No, he said. This is not good enough. No. No.

He has given me an Oscar length blue and back sheer silk georgette dress with sleeves and is designing and making me a full length slip to go under it. He is also lending me a Donna Karan wrap (he used to work for her) to arrive and leave in. He is giving me a pair of vertiginous heels. When I said, 'I can hardly walk in these,' he said: 'They cost £600. I'm giving them to you. Are you sure you can't walk in them?'

UPDATE
I had an email late last night from Av, which contained a detailed list of everything I needed to wear and know for the big night. All I can say is, I know now how the stars squeeze themselves into their Oscar dresses and how they come not to pay for them. I know which hair products to use, what bra to wear etc etc etc. I had two grown men giving me and hour and a half of extremely intense attention. I learned that my taste, which I thought was good, isn't all that when it comes to evening wear. The shoes I had bought on the basis that I could stand in them are going back. There are ongoing discussions involving the phrase 'Manolo Blahnik PR . . . product code.'

I now concede that black tie wear is out of my realm of experience. It's much much harder than it looks and Av has saved me. Thank god for him. Oh, And did I forget to mention that he has also given me this?

Dead past thirty

Quite coincidentally, a person called L. Grant of London asks Hadley why she can't find an evening dress with sleeves. It can't be me because I would never use the word 'lady' and Hadley would never edit down and rewrite a flawlessly worded query by a Booker shortlistee:

To paraphrase Kanye West's "George Bush doesn't care about black people" remark - albeit with more of an emphasis on frocks than housing - designers don't care about grown women.

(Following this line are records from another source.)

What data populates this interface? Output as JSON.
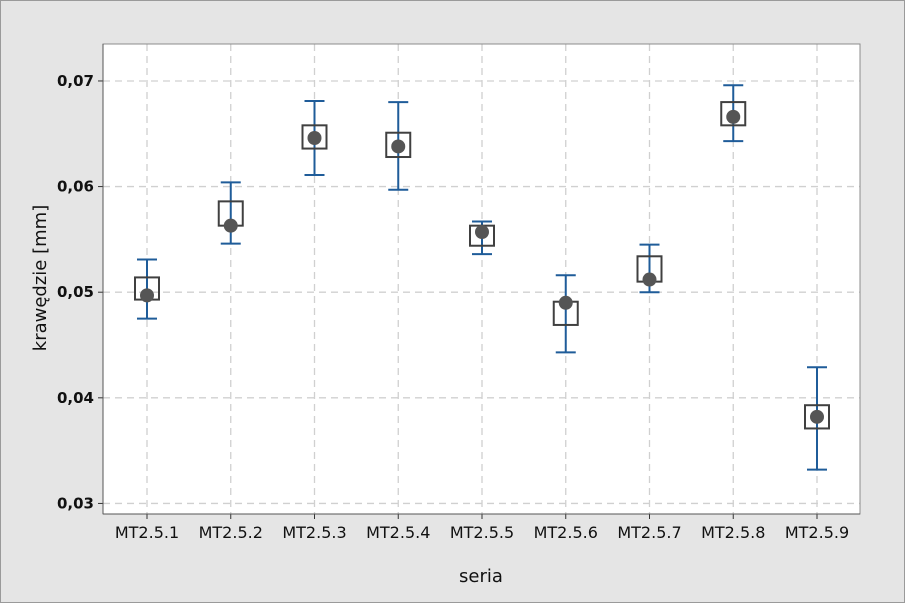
{
  "chart_data": {
    "type": "interval",
    "xlabel": "seria",
    "ylabel": "krawędzie [mm]",
    "ylim": [
      0.029,
      0.0735
    ],
    "yticks": [
      0.03,
      0.04,
      0.05,
      0.06,
      0.07
    ],
    "ytick_labels": [
      "0,03",
      "0,04",
      "0,05",
      "0,06",
      "0,07"
    ],
    "grid": true,
    "categories": [
      "MT2.5.1",
      "MT2.5.2",
      "MT2.5.3",
      "MT2.5.4",
      "MT2.5.5",
      "MT2.5.6",
      "MT2.5.7",
      "MT2.5.8",
      "MT2.5.9"
    ],
    "mean": [
      0.0497,
      0.0563,
      0.0646,
      0.0638,
      0.0557,
      0.049,
      0.0512,
      0.0666,
      0.0382
    ],
    "median": [
      0.0503,
      0.0575,
      0.0647,
      0.064,
      0.0553,
      0.048,
      0.0522,
      0.0669,
      0.0382
    ],
    "whisker_low": [
      0.0475,
      0.0546,
      0.0611,
      0.0597,
      0.0536,
      0.0443,
      0.05,
      0.0643,
      0.0332
    ],
    "whisker_high": [
      0.0531,
      0.0604,
      0.0681,
      0.068,
      0.0567,
      0.0516,
      0.0545,
      0.0696,
      0.0429
    ],
    "box_low": [
      0.0493,
      0.0563,
      0.0636,
      0.0628,
      0.0544,
      0.0469,
      0.051,
      0.0658,
      0.0371
    ],
    "box_high": [
      0.0514,
      0.0586,
      0.0658,
      0.0651,
      0.0563,
      0.0491,
      0.0534,
      0.068,
      0.0393
    ],
    "colors": {
      "whisker": "#1f5c99",
      "marker": "#555555",
      "box": "#404040",
      "grid": "#d0d0d0",
      "plot_bg": "#ffffff",
      "frame_bg": "#e5e5e5"
    }
  }
}
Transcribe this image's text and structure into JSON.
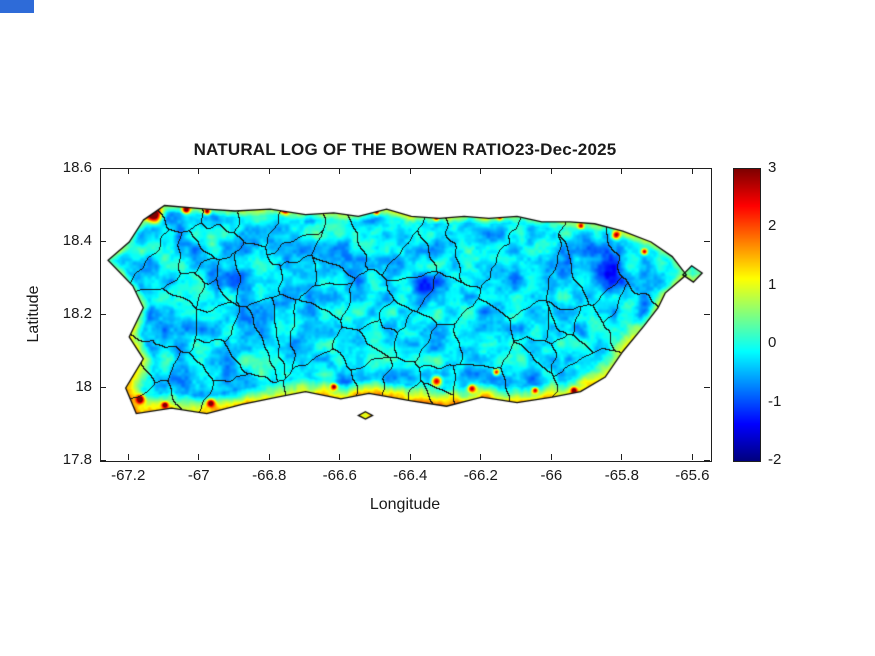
{
  "window": {
    "chrome_color": "#2e6bd8"
  },
  "figure": {
    "background": "#ffffff",
    "axes_color": "#1f1f1f",
    "font_color": "#1a1a1a"
  },
  "chart_data": {
    "type": "heatmap",
    "title": "NATURAL LOG OF THE BOWEN RATIO23-Dec-2025",
    "xlabel": "Longitude",
    "ylabel": "Latitude",
    "region": "Puerto Rico island with municipal boundaries",
    "xlim": [
      -67.28,
      -65.55
    ],
    "ylim": [
      17.8,
      18.6
    ],
    "xticks": [
      -67.2,
      -67,
      -66.8,
      -66.6,
      -66.4,
      -66.2,
      -66,
      -65.8,
      -65.6
    ],
    "xtick_labels": [
      "-67.2",
      "-67",
      "-66.8",
      "-66.6",
      "-66.4",
      "-66.2",
      "-66",
      "-65.8",
      "-65.6"
    ],
    "yticks": [
      18.6,
      18.4,
      18.2,
      18,
      17.8
    ],
    "ytick_labels": [
      "18.6",
      "18.4",
      "18.2",
      "18",
      "17.8"
    ],
    "grid": false,
    "colorbar": {
      "position": "right",
      "range": [
        -2,
        3
      ],
      "ticks": [
        3,
        2,
        1,
        0,
        -1,
        -2
      ],
      "tick_labels": [
        "3",
        "2",
        "1",
        "0",
        "-1",
        "-2"
      ],
      "colormap": "jet",
      "stops": [
        "#00008F",
        "#0000FF",
        "#00FFFF",
        "#7FFF7F",
        "#FFFF00",
        "#FF0000",
        "#7F0000"
      ]
    },
    "value_summary": {
      "interior_typical": [
        -1.0,
        0.3
      ],
      "coastal_band_typical": [
        0.5,
        1.5
      ],
      "hotspot_max": 3
    },
    "overlays": {
      "municipal_boundaries": true,
      "coastline": true
    },
    "island_outline": [
      [
        -67.16,
        18.46
      ],
      [
        -67.1,
        18.5
      ],
      [
        -66.98,
        18.49
      ],
      [
        -66.9,
        18.485
      ],
      [
        -66.8,
        18.49
      ],
      [
        -66.7,
        18.475
      ],
      [
        -66.62,
        18.48
      ],
      [
        -66.55,
        18.47
      ],
      [
        -66.47,
        18.49
      ],
      [
        -66.4,
        18.47
      ],
      [
        -66.32,
        18.465
      ],
      [
        -66.25,
        18.47
      ],
      [
        -66.18,
        18.465
      ],
      [
        -66.1,
        18.47
      ],
      [
        -66.03,
        18.455
      ],
      [
        -65.95,
        18.455
      ],
      [
        -65.88,
        18.45
      ],
      [
        -65.8,
        18.43
      ],
      [
        -65.72,
        18.4
      ],
      [
        -65.66,
        18.36
      ],
      [
        -65.62,
        18.31
      ],
      [
        -65.68,
        18.26
      ],
      [
        -65.7,
        18.22
      ],
      [
        -65.74,
        18.17
      ],
      [
        -65.8,
        18.1
      ],
      [
        -65.85,
        18.03
      ],
      [
        -65.92,
        17.99
      ],
      [
        -66.0,
        17.975
      ],
      [
        -66.1,
        17.96
      ],
      [
        -66.2,
        17.975
      ],
      [
        -66.3,
        17.95
      ],
      [
        -66.4,
        17.965
      ],
      [
        -66.52,
        17.985
      ],
      [
        -66.6,
        17.97
      ],
      [
        -66.7,
        17.99
      ],
      [
        -66.78,
        17.975
      ],
      [
        -66.88,
        17.955
      ],
      [
        -66.98,
        17.93
      ],
      [
        -67.08,
        17.945
      ],
      [
        -67.18,
        17.93
      ],
      [
        -67.21,
        18.0
      ],
      [
        -67.16,
        18.08
      ],
      [
        -67.2,
        18.14
      ],
      [
        -67.16,
        18.22
      ],
      [
        -67.19,
        18.28
      ],
      [
        -67.26,
        18.35
      ],
      [
        -67.2,
        18.4
      ]
    ],
    "islets": [
      [
        [
          -65.605,
          18.335
        ],
        [
          -65.575,
          18.315
        ],
        [
          -65.6,
          18.29
        ],
        [
          -65.63,
          18.31
        ]
      ],
      [
        [
          -66.53,
          17.935
        ],
        [
          -66.51,
          17.925
        ],
        [
          -66.53,
          17.915
        ],
        [
          -66.55,
          17.925
        ]
      ]
    ],
    "hotspots_red": [
      [
        -67.13,
        18.475,
        3.5,
        7
      ],
      [
        -67.04,
        18.49,
        3.2,
        4
      ],
      [
        -66.98,
        18.485,
        3.0,
        3
      ],
      [
        -66.76,
        18.49,
        3.2,
        4
      ],
      [
        -66.5,
        18.485,
        3.0,
        3
      ],
      [
        -66.33,
        18.468,
        2.8,
        3
      ],
      [
        -66.15,
        18.47,
        2.6,
        2.5
      ],
      [
        -65.82,
        18.42,
        3.0,
        4
      ],
      [
        -65.74,
        18.375,
        2.8,
        3
      ],
      [
        -65.92,
        18.445,
        2.6,
        3
      ],
      [
        -67.17,
        17.97,
        3.2,
        4
      ],
      [
        -66.97,
        17.96,
        3.0,
        4
      ],
      [
        -66.62,
        18.005,
        2.8,
        3
      ],
      [
        -66.33,
        18.02,
        3.3,
        5
      ],
      [
        -66.23,
        18.0,
        3.0,
        4
      ],
      [
        -66.16,
        18.045,
        2.8,
        3
      ],
      [
        -66.05,
        17.995,
        2.6,
        3
      ],
      [
        -65.94,
        17.995,
        2.6,
        3
      ],
      [
        -67.1,
        17.955,
        2.8,
        3
      ]
    ],
    "coldspots_blue": [
      [
        -65.85,
        18.32,
        -0.7,
        22
      ],
      [
        -66.12,
        18.3,
        -0.5,
        20
      ],
      [
        -66.55,
        18.35,
        -0.45,
        18
      ],
      [
        -66.9,
        18.3,
        -0.4,
        16
      ],
      [
        -66.35,
        18.28,
        -0.4,
        18
      ]
    ]
  }
}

Which is kinda odd, seeing as they tend to make up the majority of their customer base, given that it is a rare twentysomething who can afford to spend £800 on a dress for a night out with the girls. But, you see, older people don't model in the shows, and older people don't model in magazines and, perhaps most importantly, the only examples of older women many designers seem to be aware of are, in this order of importance, brittle fashion magazine editors, suspiciously well-preserved fortysomething actors and skeletal society mavens. These women tend to have twiggish upper arms which they are rather fond of showing off, if only to demonstrate to the masses that a life of sensory deprivation really does get you somewhere: to a place where smiling is no longer possible but short sleeves are. Now, there's a life well lived, I'd say.

The fashion industry, like many creative industries, has become so besotted by celebrity and magazine coverage that it occasionally forgets about those pesky little flies, "the customers". Yah, yah, let them eat cake, right? (And they probably actually do eat cake, those repulsive carb-gobbling fatties.)

Part of the problem comes from the dresses. A long-sleeved dress can make a lady look like the spells mistress at Hogwarts or, on a bad day, the Wicked Witch of the West. But this is why we have people called "designers", who are there to make clothes look nicer than we could ourselves. Which then brings us back to the original problem.